Bentonite clay sometimes referred to as “montmorillonite” refers to edible bentonite clay that belongs to the smectite clay family. These clays were formed from volcanic activity millions of years ago.
Many sodium-based clays are marketed as edible bentonite clays, but must be mixed with an acidic beverage to compensate for the high sodium content before consumption. Our bodies cannot tolerate large amounts of sodium, so the amount of sodium-based clay that can be consumed in a day is restricted to small amounts. There are no such restrictions for the consumption of pure calcium bentonite clay.
As Perry A says in his book, Living Clay: “Sodium-based clays are used primarily for industrial purposes, including: drilling mud; cat litter; plaster; matches; cement tile; grease; household paints. ; copy paper; dynamite; shoe polish; concrete; crayons and bleaching agents. Calcium-based clays are called “living” clay as they consist mainly of minerals that contribute to the production of enzymes in all living organisms. “
Calcium bentonite clay is the clay of choice to be ingested by humans, animals and plants and to incorporate into the soil, so be careful when purchasing clay for consumption to check the labels. The best calcium bentonite clay is pure with a very fine mesh.
Humans have been using healing clays externally and internally to cure disease, sustain life, and promote overall health and well-being.
Calcium bentonite clay is both an “adsorbent” and an “absorbent” agent.
The difference between these two words is critical to understanding how bentonite clay minerals work and how healing clay works.
Perry A explains in his book Living Clay: “Adsorption describes the process by which charged particles of other substances combine with charged particles on the outer surface of the clay molecule. Bentonite clay molecules carry an electrical charge. negative while toxins, bacteria, viruses, parasites and other impurities carry a positive charge. When clay enters the human body, positively charged toxins are attracted to negatively charged surfaces of the clay molecule. Clay acts like a magnet, attracting and holding toxins and impurities to its surface, and removing them when clay is removed or expelled, so it is important to drink plenty of water after ingesting living clay, to help expel the now toxic clay.

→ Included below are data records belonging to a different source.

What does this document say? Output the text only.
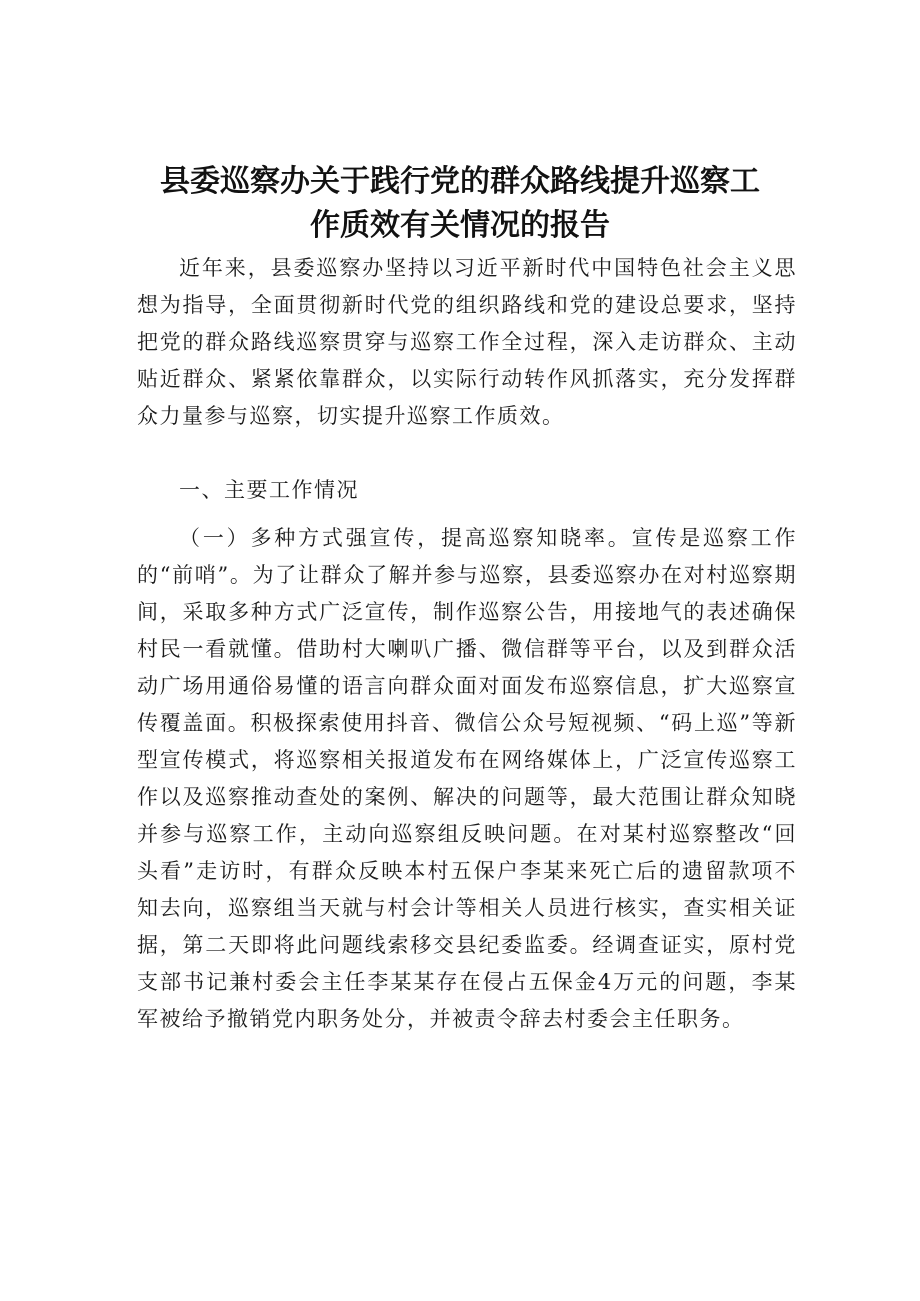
县委巡察办关于践行党的群众路线提升巡察工
作质效有关情况的报告

近年来，县委巡察办坚持以习近平新时代中国特色社会主义思想为指导，全面贯彻新时代党的组织路线和党的建设总要求，坚持把党的群众路线巡察贯穿与巡察工作全过程，深入走访群众、主动贴近群众、紧紧依靠群众，以实际行动转作风抓落实，充分发挥群众力量参与巡察，切实提升巡察工作质效。

一、主要工作情况

（一）多种方式强宣传，提高巡察知晓率。宣传是巡察工作的“前哨”。为了让群众了解并参与巡察，县委巡察办在对村巡察期间，采取多种方式广泛宣传，制作巡察公告，用接地气的表述确保村民一看就懂。借助村大喇叭广播、微信群等平台，以及到群众活动广场用通俗易懂的语言向群众面对面发布巡察信息，扩大巡察宣传覆盖面。积极探索使用抖音、微信公众号短视频、“码上巡”等新型宣传模式，将巡察相关报道发布在网络媒体上，广泛宣传巡察工作以及巡察推动查处的案例、解决的问题等，最大范围让群众知晓并参与巡察工作，主动向巡察组反映问题。在对某村巡察整改“回头看”走访时，有群众反映本村五保户李某来死亡后的遗留款项不知去向，巡察组当天就与村会计等相关人员进行核实，查实相关证据，第二天即将此问题线索移交县纪委监委。经调查证实，原村党支部书记兼村委会主任李某某存在侵占五保金4万元的问题，李某军被给予撤销党内职务处分，并被责令辞去村委会主任职务。
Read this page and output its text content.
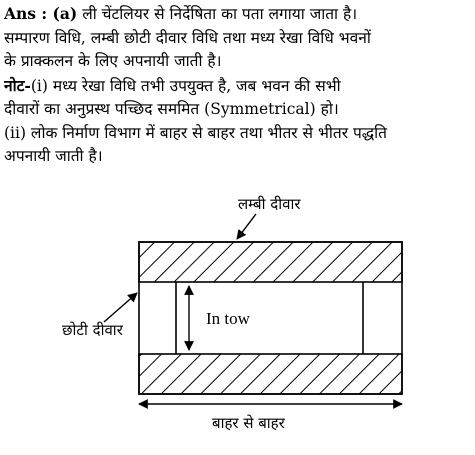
Ans : (a) ली चेंटलियर से निर्देषिता का पता लगाया जाता है।
सम्पारण विधि, लम्बी छोटी दीवार विधि तथा मध्य रेखा विधि भवनों
के प्राक्कलन के लिए अपनायी जाती है।
नोट-(i) मध्य रेखा विधि तभी उपयुक्त है, जब भवन की सभी
दीवारों का अनुप्रस्थ पच्छिद सममित (Symmetrical) हो।
(ii) लोक निर्माण विभाग में बाहर से बाहर तथा भीतर से भीतर पद्धति
अपनायी जाती है।
In tow
लम्बी दीवार
छोटी दीवार
बाहर से बाहर
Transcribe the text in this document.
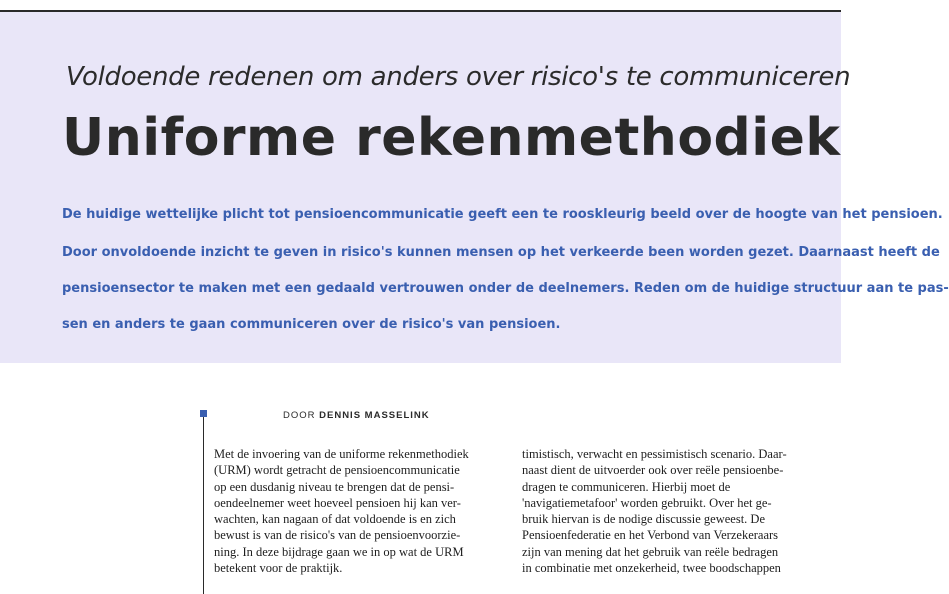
Voldoende redenen om anders over risico's te communiceren
Uniforme rekenmethodiek
De huidige wettelijke plicht tot pensioencommunicatie geeft een te rooskleurig beeld over de hoogte van het pensioen.
Door onvoldoende inzicht te geven in risico's kunnen mensen op het verkeerde been worden gezet. Daarnaast heeft de
pensioensector te maken met een gedaald vertrouwen onder de deelnemers. Reden om de huidige structuur aan te pas-
sen en anders te gaan communiceren over de risico's van pensioen.
DOOR DENNIS MASSELINK
Met de invoering van de uniforme rekenmethodiek
(URM) wordt getracht de pensioencommunicatie
op een dusdanig niveau te brengen dat de pensi-
oendeelnemer weet hoeveel pensioen hij kan ver-
wachten, kan nagaan of dat voldoende is en zich
bewust is van de risico's van de pensioenvoorzie-
ning. In deze bijdrage gaan we in op wat de URM
betekent voor de praktijk.
timistisch, verwacht en pessimistisch scenario. Daar-
naast dient de uitvoerder ook over reële pensioenbe-
dragen te communiceren. Hierbij moet de
'navigatiemetafoor' worden gebruikt. Over het ge-
bruik hiervan is de nodige discussie geweest. De
Pensioenfederatie en het Verbond van Verzekeraars
zijn van mening dat het gebruik van reële bedragen
in combinatie met onzekerheid, twee boodschappen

Absorption is a slower and more complex process. Acting like a sponge, the bentonite clay molecule attracts other substances to its internal structure. Absorbent clays have a load on their inner layers. This means that the charged ions are found between the layers of the clay molecule surrounded by water molecules. The clay expands as foreign substances are absorbed and fill the spaces between the stacked layers of the clay molecule. Absorbent clay will absorb positively charged toxins and impurities and ignore negatively charged nutrients. Calcium bentonite clay is by far the most effective clay with the strongest attractive power. “
It turns out that bentonite clay has many more uses than just paste for scorpion and insect stings. I travel abroad to Southeast Asia every year. I never travel without my clay and I no longer suffer from traveler’s diarrhea or dysentery or any of the myriad other diseases that I used to get perennially when traveling. A couple ounces mixed with water before bed, followed by a glass of water and this thing works for me.
Most people laugh when I tell them that I eat dirt and they have no idea that I brush my teeth with it. But you know what? It’s fine. Our family budget for medical expenses has nothing but zeros.